RFC: scope and borrowing
via Digitalmars-d
digitalmars-d at puremagic.com
Tue Sep 23 04:02:38 PDT 2014
On Monday, 22 September 2014 at 15:54:23 UTC, Manu via
Digitalmars-d wrote:
> We arrive at yet another case of "it should have been that way
> from the
> start" wrt 'scope'.
> The baggage of annotation, and the lack of annotation to
> existing code is a
> pretty big pill to swallow.
> If it were just part of the type, there would be no problem, T
> would
> already be 'scope T' in the cases where you expect. I can't see
> any
> disadvantages there.
But it has very different semantics. You cannot expect the same
code to work for scope and non-scope alike. And it is to be
expected that you have to adjust existing code if you want to
take advantage of a new feature.
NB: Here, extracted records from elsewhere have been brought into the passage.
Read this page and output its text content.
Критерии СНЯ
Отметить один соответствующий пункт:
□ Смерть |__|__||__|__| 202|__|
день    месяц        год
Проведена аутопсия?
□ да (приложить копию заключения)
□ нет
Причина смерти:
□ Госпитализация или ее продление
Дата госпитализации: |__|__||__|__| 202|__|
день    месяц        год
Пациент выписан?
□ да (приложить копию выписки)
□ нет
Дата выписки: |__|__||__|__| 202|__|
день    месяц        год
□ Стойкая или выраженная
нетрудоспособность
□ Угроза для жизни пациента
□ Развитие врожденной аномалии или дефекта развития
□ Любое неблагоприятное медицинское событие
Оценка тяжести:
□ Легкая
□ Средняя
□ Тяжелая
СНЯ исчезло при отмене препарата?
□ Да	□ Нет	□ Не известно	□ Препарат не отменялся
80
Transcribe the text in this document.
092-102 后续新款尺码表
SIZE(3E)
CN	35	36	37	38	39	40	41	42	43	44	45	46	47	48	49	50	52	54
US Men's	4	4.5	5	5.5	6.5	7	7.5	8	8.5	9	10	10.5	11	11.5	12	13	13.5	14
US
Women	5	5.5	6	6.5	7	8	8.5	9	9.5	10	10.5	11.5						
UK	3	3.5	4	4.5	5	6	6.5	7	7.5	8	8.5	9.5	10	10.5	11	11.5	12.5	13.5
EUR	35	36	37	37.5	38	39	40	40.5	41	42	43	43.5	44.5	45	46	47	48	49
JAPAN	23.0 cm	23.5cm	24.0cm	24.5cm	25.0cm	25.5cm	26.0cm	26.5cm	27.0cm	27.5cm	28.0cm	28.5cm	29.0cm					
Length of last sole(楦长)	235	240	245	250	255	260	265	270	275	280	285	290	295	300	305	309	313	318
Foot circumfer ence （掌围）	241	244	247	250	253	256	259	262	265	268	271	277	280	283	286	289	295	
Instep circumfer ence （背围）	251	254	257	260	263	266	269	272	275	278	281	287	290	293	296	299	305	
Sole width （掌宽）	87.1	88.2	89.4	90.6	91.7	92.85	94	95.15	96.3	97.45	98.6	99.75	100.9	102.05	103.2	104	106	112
If by "it should have been that
way from the start" you mean that scope should be the default,
well yes, but we're in the same situation with immutable by
default, pure by default, @safe by default, nothrow by default,
... That ship has sailed, unfortunately.
> I think UDA's are clearly distinct from ref and scope. UDA's
> can attribute
> types.
> I strongly believe that the problem is the notion of a 'storage
> class',
> it's a faulty concept. It has never yet proven itself be what
> I've ever
> wanted in any case I'm aware of.
> Your proposal even implies changes to the concept as it is;
> like being able
> to create a local that is 'scope'. Is that a recognition of
> existing
> problems? I've been asking for 'ref' local's for half a
> decade...
That you can't declare ref locals is not inherent in the concept
of storage class. You can already today declare scope locals, it
just doesn't have an effect. And static is a storage class, too.
> This would be another band-aid to a core problem. D already has
> plenty of
> these.
> I hear this "perfect forwarding" concept thrown around, and I
> think it's
> another faulty concept. I rarely want 'perfect' forwarding...
> why would I
> be forwarding in the first place if it's 'perfect' (there are
> cases, but
> not so common)? I almost always want *imperfect* forwarding;
> that is, some
> small detail(/s) about the forwarding are manipulated. I think
> this is the
> primary case where storage class falls apart in concept.
That is a straw man. Of course, perfect forwarding needs to allow
for imperfect forwarding, too. It would indeed be not useful if
you couldn't inspect and modify the types (and storage classes)
of your parameters.
>
>
> Maybe you can give counter examples too, if you think it
> doesn't work.
>>
>
> It's complex and time consuming to do so. The situations where
> it all
> breaks down are often fairly complex (probably why 'ref' as a
> storage class
> seems like an okay idea at face value, although I still don't
> understand
> the advantage conceptually), and they tend to appear when you
> don't expect
> it. My examples with ref above are all practically applicable
> to scope too
> though.
A concrete example would still be very helpful to understand your
point of view. I.e., not only the concrete wrapper type/function,
but also how you would want to use it, and why it wouldn't work
without scope being part of the type.
>
> Let's turn this around... Why the complexity? Why would you
> make the change
> to your proposal to make 'scope' something else outside of the
> type system?
Well, I think Ivan gave an excellent example (ElementType) why it
should be separate from the type. Type modifiers currently only
deal with mutability (and the related shared). There can be some
nasty surprises if we add another concept there.
> What is the advantage to that complexity. D has no structured
> method for
> dealing with that sort of meta, we only have types. Beyond
> that, it's just
> spaghetti, as we learn from ref.
Then it's better to introduce such a method, IMO.